Он спустился по узкой лестнице, придерживаясь за перила, отполированные тысячами прикосновений. В мастерской царил особый полумрак — утреннее солнце ещё не добралось до витрины, забитой часами всех мастей и эпох. Семён Маркович включил старую настольную лампу с зелёным абажуром и замер.
Что-то было не так.
Швейцарские карманные часы на стенде показывали семь пятнадцать. Советские ходики с кукушкой — половину шестого. Старинные английские настенные часы остановились на трёх часах ночи, хотя он точно помнил, что вчера вечером завёл их.
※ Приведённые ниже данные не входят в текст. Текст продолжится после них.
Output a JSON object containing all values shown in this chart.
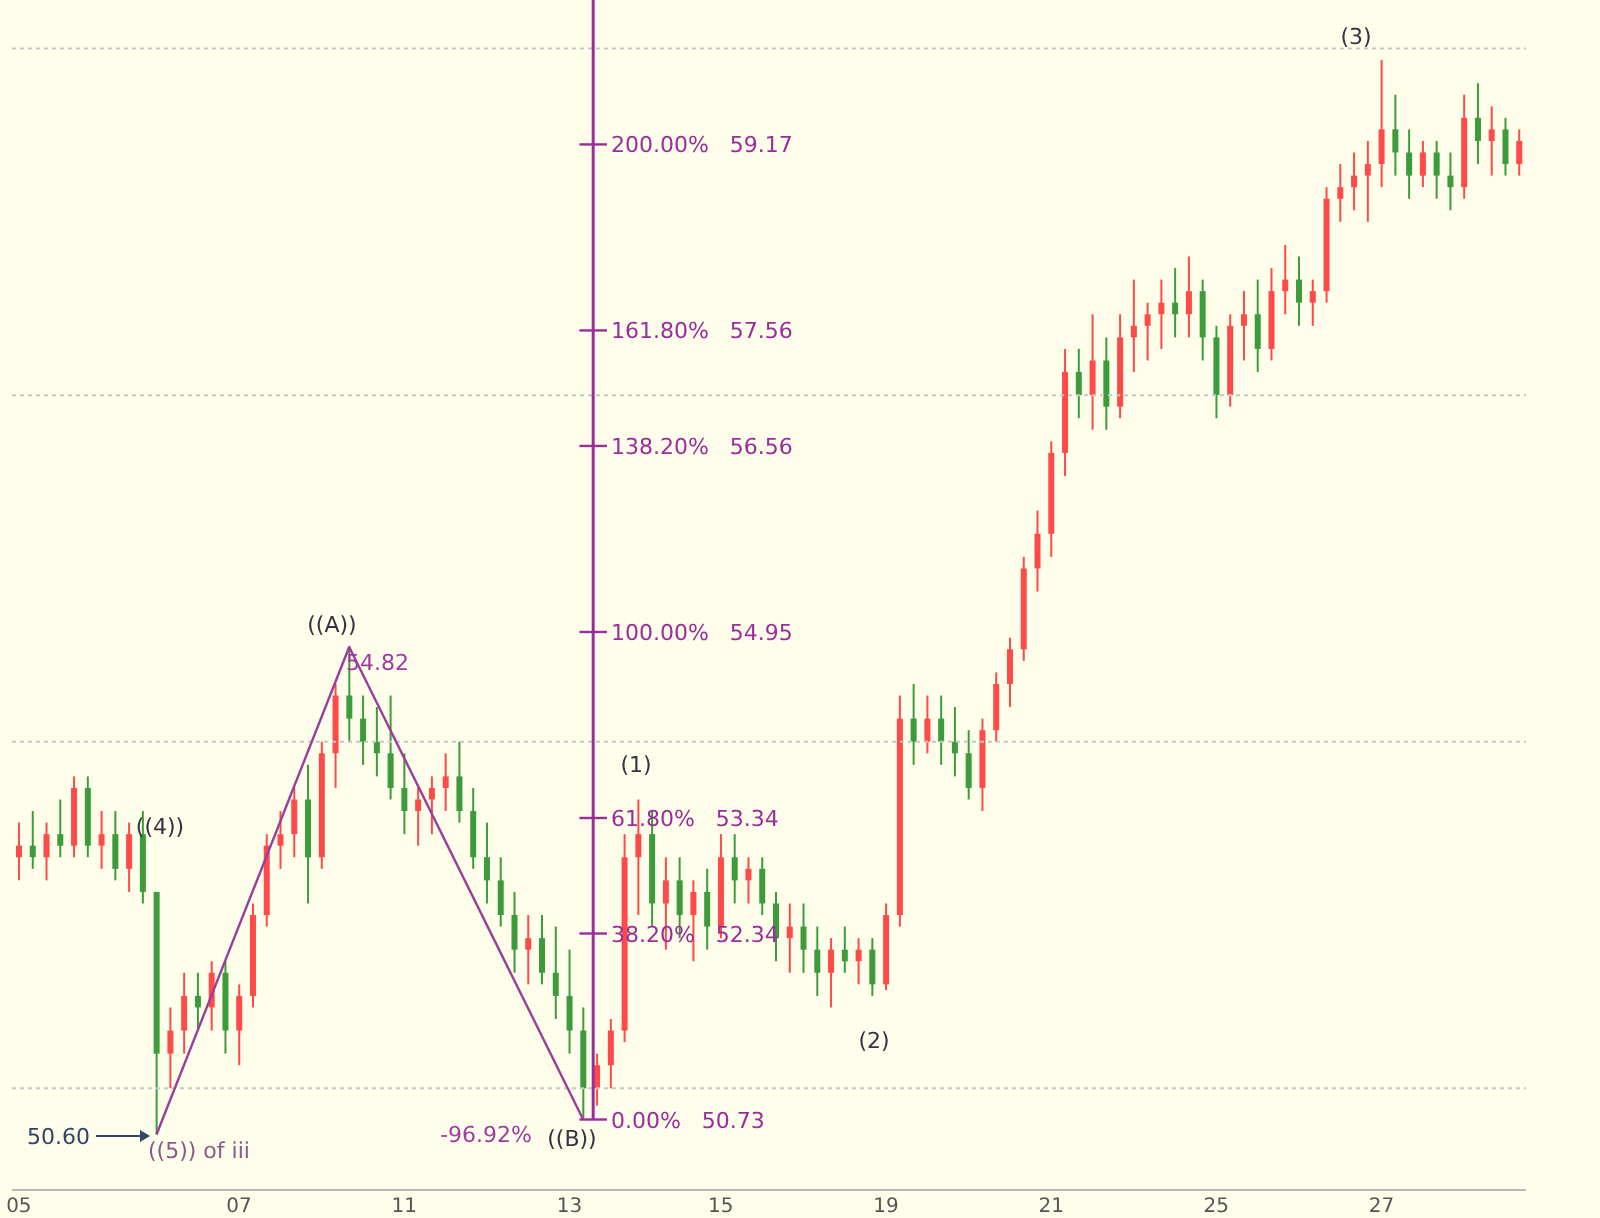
{
  "chart_data": {
    "type": "candlestick",
    "categories": [
      "05",
      null,
      null,
      null,
      null,
      null,
      null,
      null,
      null,
      null,
      null,
      null,
      null,
      null,
      null,
      null,
      "07",
      null,
      null,
      null,
      null,
      null,
      null,
      null,
      null,
      null,
      null,
      null,
      "11",
      null,
      null,
      null,
      null,
      null,
      null,
      null,
      null,
      null,
      null,
      null,
      "13",
      null,
      null,
      null,
      null,
      null,
      null,
      null,
      null,
      null,
      null,
      "15",
      null,
      null,
      null,
      null,
      null,
      null,
      null,
      null,
      null,
      null,
      null,
      "19",
      null,
      null,
      null,
      null,
      null,
      null,
      null,
      null,
      null,
      null,
      null,
      "21",
      null,
      null,
      null,
      null,
      null,
      null,
      null,
      null,
      null,
      null,
      null,
      "25",
      null,
      null,
      null,
      null,
      null,
      null,
      null,
      null,
      null,
      null,
      null,
      "27",
      null,
      null,
      null,
      null,
      null,
      null,
      null,
      null,
      null,
      null
    ],
    "ohlc": [
      [
        53.0,
        53.3,
        52.8,
        53.1
      ],
      [
        53.1,
        53.4,
        52.9,
        53.0
      ],
      [
        53.0,
        53.3,
        52.8,
        53.2
      ],
      [
        53.2,
        53.5,
        53.0,
        53.1
      ],
      [
        53.1,
        53.7,
        53.0,
        53.6
      ],
      [
        53.6,
        53.7,
        53.0,
        53.1
      ],
      [
        53.1,
        53.4,
        52.9,
        53.2
      ],
      [
        53.2,
        53.4,
        52.8,
        52.9
      ],
      [
        52.9,
        53.3,
        52.7,
        53.2
      ],
      [
        53.2,
        53.4,
        52.6,
        52.7
      ],
      [
        52.7,
        52.7,
        50.6,
        51.3
      ],
      [
        51.3,
        51.7,
        51.0,
        51.5
      ],
      [
        51.5,
        52.0,
        51.3,
        51.8
      ],
      [
        51.8,
        52.0,
        51.5,
        51.7
      ],
      [
        51.7,
        52.1,
        51.5,
        52.0
      ],
      [
        52.0,
        52.1,
        51.3,
        51.5
      ],
      [
        51.5,
        51.9,
        51.2,
        51.8
      ],
      [
        51.8,
        52.6,
        51.7,
        52.5
      ],
      [
        52.5,
        53.2,
        52.4,
        53.1
      ],
      [
        53.1,
        53.4,
        52.9,
        53.2
      ],
      [
        53.2,
        53.6,
        53.0,
        53.5
      ],
      [
        53.5,
        53.8,
        52.6,
        53.0
      ],
      [
        53.0,
        54.0,
        52.9,
        53.9
      ],
      [
        53.9,
        54.5,
        53.6,
        54.4
      ],
      [
        54.4,
        54.82,
        54.0,
        54.2
      ],
      [
        54.2,
        54.4,
        53.8,
        54.0
      ],
      [
        54.0,
        54.3,
        53.7,
        53.9
      ],
      [
        53.9,
        54.4,
        53.5,
        53.6
      ],
      [
        53.6,
        53.9,
        53.2,
        53.4
      ],
      [
        53.4,
        53.6,
        53.1,
        53.5
      ],
      [
        53.5,
        53.7,
        53.2,
        53.6
      ],
      [
        53.6,
        53.9,
        53.4,
        53.7
      ],
      [
        53.7,
        54.0,
        53.3,
        53.4
      ],
      [
        53.4,
        53.6,
        52.9,
        53.0
      ],
      [
        53.0,
        53.3,
        52.6,
        52.8
      ],
      [
        52.8,
        53.0,
        52.4,
        52.5
      ],
      [
        52.5,
        52.7,
        52.0,
        52.2
      ],
      [
        52.2,
        52.5,
        51.9,
        52.3
      ],
      [
        52.3,
        52.5,
        51.9,
        52.0
      ],
      [
        52.0,
        52.4,
        51.6,
        51.8
      ],
      [
        51.8,
        52.2,
        51.3,
        51.5
      ],
      [
        51.5,
        51.7,
        50.73,
        51.0
      ],
      [
        51.0,
        51.3,
        50.85,
        51.2
      ],
      [
        51.2,
        51.6,
        51.0,
        51.5
      ],
      [
        51.5,
        53.2,
        51.4,
        53.0
      ],
      [
        53.0,
        53.5,
        52.5,
        53.2
      ],
      [
        53.2,
        53.4,
        52.4,
        52.6
      ],
      [
        52.6,
        53.0,
        52.2,
        52.8
      ],
      [
        52.8,
        53.0,
        52.3,
        52.5
      ],
      [
        52.5,
        52.8,
        52.1,
        52.7
      ],
      [
        52.7,
        52.9,
        52.2,
        52.4
      ],
      [
        52.4,
        53.2,
        52.3,
        53.0
      ],
      [
        53.0,
        53.2,
        52.6,
        52.8
      ],
      [
        52.8,
        53.0,
        52.6,
        52.9
      ],
      [
        52.9,
        53.0,
        52.5,
        52.6
      ],
      [
        52.6,
        52.7,
        52.1,
        52.3
      ],
      [
        52.3,
        52.6,
        52.0,
        52.4
      ],
      [
        52.4,
        52.6,
        52.0,
        52.2
      ],
      [
        52.2,
        52.4,
        51.8,
        52.0
      ],
      [
        52.0,
        52.3,
        51.7,
        52.2
      ],
      [
        52.2,
        52.4,
        52.0,
        52.1
      ],
      [
        52.1,
        52.3,
        51.9,
        52.2
      ],
      [
        52.2,
        52.3,
        51.8,
        51.9
      ],
      [
        51.9,
        52.6,
        51.85,
        52.5
      ],
      [
        52.5,
        54.4,
        52.4,
        54.2
      ],
      [
        54.2,
        54.5,
        53.8,
        54.0
      ],
      [
        54.0,
        54.4,
        53.9,
        54.2
      ],
      [
        54.2,
        54.4,
        53.8,
        54.0
      ],
      [
        54.0,
        54.3,
        53.7,
        53.9
      ],
      [
        53.9,
        54.1,
        53.5,
        53.6
      ],
      [
        53.6,
        54.2,
        53.4,
        54.1
      ],
      [
        54.1,
        54.6,
        54.0,
        54.5
      ],
      [
        54.5,
        54.9,
        54.3,
        54.8
      ],
      [
        54.8,
        55.6,
        54.7,
        55.5
      ],
      [
        55.5,
        56.0,
        55.3,
        55.8
      ],
      [
        55.8,
        56.6,
        55.6,
        56.5
      ],
      [
        56.5,
        57.4,
        56.3,
        57.2
      ],
      [
        57.2,
        57.4,
        56.8,
        57.0
      ],
      [
        57.0,
        57.7,
        56.7,
        57.3
      ],
      [
        57.3,
        57.5,
        56.7,
        56.9
      ],
      [
        56.9,
        57.7,
        56.8,
        57.5
      ],
      [
        57.5,
        58.0,
        57.2,
        57.6
      ],
      [
        57.6,
        57.8,
        57.3,
        57.7
      ],
      [
        57.7,
        58.0,
        57.4,
        57.8
      ],
      [
        57.8,
        58.1,
        57.5,
        57.7
      ],
      [
        57.7,
        58.2,
        57.5,
        57.9
      ],
      [
        57.9,
        58.0,
        57.3,
        57.5
      ],
      [
        57.5,
        57.6,
        56.8,
        57.0
      ],
      [
        57.0,
        57.7,
        56.9,
        57.6
      ],
      [
        57.6,
        57.9,
        57.3,
        57.7
      ],
      [
        57.7,
        58.0,
        57.2,
        57.4
      ],
      [
        57.4,
        58.1,
        57.3,
        57.9
      ],
      [
        57.9,
        58.3,
        57.7,
        58.0
      ],
      [
        58.0,
        58.2,
        57.6,
        57.8
      ],
      [
        57.8,
        58.0,
        57.6,
        57.9
      ],
      [
        57.9,
        58.8,
        57.8,
        58.7
      ],
      [
        58.7,
        59.0,
        58.5,
        58.8
      ],
      [
        58.8,
        59.1,
        58.6,
        58.9
      ],
      [
        58.9,
        59.2,
        58.5,
        59.0
      ],
      [
        59.0,
        59.9,
        58.8,
        59.3
      ],
      [
        59.3,
        59.6,
        58.9,
        59.1
      ],
      [
        59.1,
        59.3,
        58.7,
        58.9
      ],
      [
        58.9,
        59.2,
        58.8,
        59.1
      ],
      [
        59.1,
        59.2,
        58.7,
        58.9
      ],
      [
        58.9,
        59.1,
        58.6,
        58.8
      ],
      [
        58.8,
        59.6,
        58.7,
        59.4
      ],
      [
        59.4,
        59.7,
        59.0,
        59.2
      ],
      [
        59.2,
        59.5,
        58.9,
        59.3
      ],
      [
        59.3,
        59.4,
        58.9,
        59.0
      ],
      [
        59.0,
        59.3,
        58.9,
        59.2
      ]
    ],
    "colors": [
      "#ff4a4a",
      "#3c9c3c",
      "#ff4a4a",
      "#3c9c3c",
      "#ff4a4a",
      "#3c9c3c",
      "#ff4a4a",
      "#3c9c3c",
      "#ff4a4a",
      "#3c9c3c",
      "#3c9c3c",
      "#ff4a4a",
      "#ff4a4a",
      "#3c9c3c",
      "#ff4a4a",
      "#3c9c3c",
      "#ff4a4a",
      "#ff4a4a",
      "#ff4a4a",
      "#ff4a4a",
      "#ff4a4a",
      "#3c9c3c",
      "#ff4a4a",
      "#ff4a4a",
      "#3c9c3c",
      "#3c9c3c",
      "#3c9c3c",
      "#3c9c3c",
      "#3c9c3c",
      "#ff4a4a",
      "#ff4a4a",
      "#ff4a4a",
      "#3c9c3c",
      "#3c9c3c",
      "#3c9c3c",
      "#3c9c3c",
      "#3c9c3c",
      "#ff4a4a",
      "#3c9c3c",
      "#3c9c3c",
      "#3c9c3c",
      "#3c9c3c",
      "#ff4a4a",
      "#ff4a4a",
      "#ff4a4a",
      "#ff4a4a",
      "#3c9c3c",
      "#ff4a4a",
      "#3c9c3c",
      "#ff4a4a",
      "#3c9c3c",
      "#ff4a4a",
      "#3c9c3c",
      "#ff4a4a",
      "#3c9c3c",
      "#3c9c3c",
      "#ff4a4a",
      "#3c9c3c",
      "#3c9c3c",
      "#ff4a4a",
      "#3c9c3c",
      "#ff4a4a",
      "#3c9c3c",
      "#ff4a4a",
      "#ff4a4a",
      "#3c9c3c",
      "#ff4a4a",
      "#3c9c3c",
      "#3c9c3c",
      "#3c9c3c",
      "#ff4a4a",
      "#ff4a4a",
      "#ff4a4a",
      "#ff4a4a",
      "#ff4a4a",
      "#ff4a4a",
      "#ff4a4a",
      "#3c9c3c",
      "#ff4a4a",
      "#3c9c3c",
      "#ff4a4a",
      "#ff4a4a",
      "#ff4a4a",
      "#ff4a4a",
      "#3c9c3c",
      "#ff4a4a",
      "#3c9c3c",
      "#3c9c3c",
      "#ff4a4a",
      "#ff4a4a",
      "#3c9c3c",
      "#ff4a4a",
      "#ff4a4a",
      "#3c9c3c",
      "#ff4a4a",
      "#ff4a4a",
      "#ff4a4a",
      "#ff4a4a",
      "#ff4a4a",
      "#ff4a4a",
      "#3c9c3c",
      "#3c9c3c",
      "#ff4a4a",
      "#3c9c3c",
      "#3c9c3c",
      "#ff4a4a",
      "#3c9c3c",
      "#ff4a4a",
      "#3c9c3c",
      "#ff4a4a"
    ],
    "series": [
      {
        "type": "line",
        "color": "#9b3d9b",
        "values": [
          null,
          null,
          null,
          null,
          null,
          null,
          null,
          null,
          null,
          null,
          50.6,
          null,
          null,
          null,
          null,
          null,
          null,
          null,
          null,
          null,
          null,
          null,
          null,
          null,
          54.82,
          null,
          null,
          null,
          null,
          null,
          null,
          null,
          null,
          null,
          null,
          null,
          null,
          null,
          null,
          null,
          null,
          50.73,
          null,
          null,
          null,
          null,
          null,
          null,
          null,
          null,
          null,
          null,
          null,
          null,
          null,
          null,
          null,
          null,
          null,
          null,
          null,
          null,
          null,
          null,
          null,
          null,
          null,
          null,
          null,
          null,
          null,
          null,
          null,
          null,
          null,
          null,
          null,
          null,
          null,
          null,
          null,
          null,
          null,
          null,
          null,
          null,
          null,
          null,
          null,
          null,
          null,
          null,
          null,
          null,
          null,
          null,
          null,
          null,
          null,
          null,
          null,
          null,
          null,
          null,
          null,
          null,
          null,
          null,
          null,
          null
        ]
      }
    ],
    "ylim": [
      50.12,
      60.42
    ],
    "yticks": [
      {
        "value": 51,
        "label": null
      },
      {
        "value": 54,
        "label": null
      },
      {
        "value": 57,
        "label": null
      },
      {
        "value": 60,
        "label": null
      }
    ],
    "grid": "y",
    "tick_labels": "x",
    "ref_lines": [
      {
        "axis": "y",
        "value": 59.17,
        "label": "200.00%   59.17",
        "color": "#9b2d9b"
      },
      {
        "axis": "y",
        "value": 57.56,
        "label": "161.80%   57.56",
        "color": "#9b2d9b"
      },
      {
        "axis": "y",
        "value": 56.56,
        "label": "138.20%   56.56",
        "color": "#9b2d9b"
      },
      {
        "axis": "y",
        "value": 54.95,
        "label": "100.00%   54.95",
        "color": "#9b2d9b"
      },
      {
        "axis": "y",
        "value": 53.34,
        "label": "61.80%   53.34",
        "color": "#9b2d9b"
      },
      {
        "axis": "y",
        "value": 52.34,
        "label": "38.20%   52.34",
        "color": "#9b2d9b"
      },
      {
        "axis": "y",
        "value": 50.73,
        "label": "0.00%   50.73",
        "color": "#9b2d9b"
      }
    ],
    "annotations": [
      "((4))",
      "50.60",
      "((5)) of iii",
      "((A))",
      "54.82",
      "-96.92%",
      "((B))",
      "(1)",
      "(2)",
      "(3)"
    ]
  }
}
— Странно, — пробормотал он себе под нос, поправляя очки в тонкой оправе.
Семён Маркович подошёл к каждым часам, проверил механизм, завёл пружины, выставил правильное время по своим наручным «Победе» — подарку покойной жены. Но стоило ему отвернуться, как часы снова начинали показывать разное время, словно каждые жили в своём собственном временном измерении.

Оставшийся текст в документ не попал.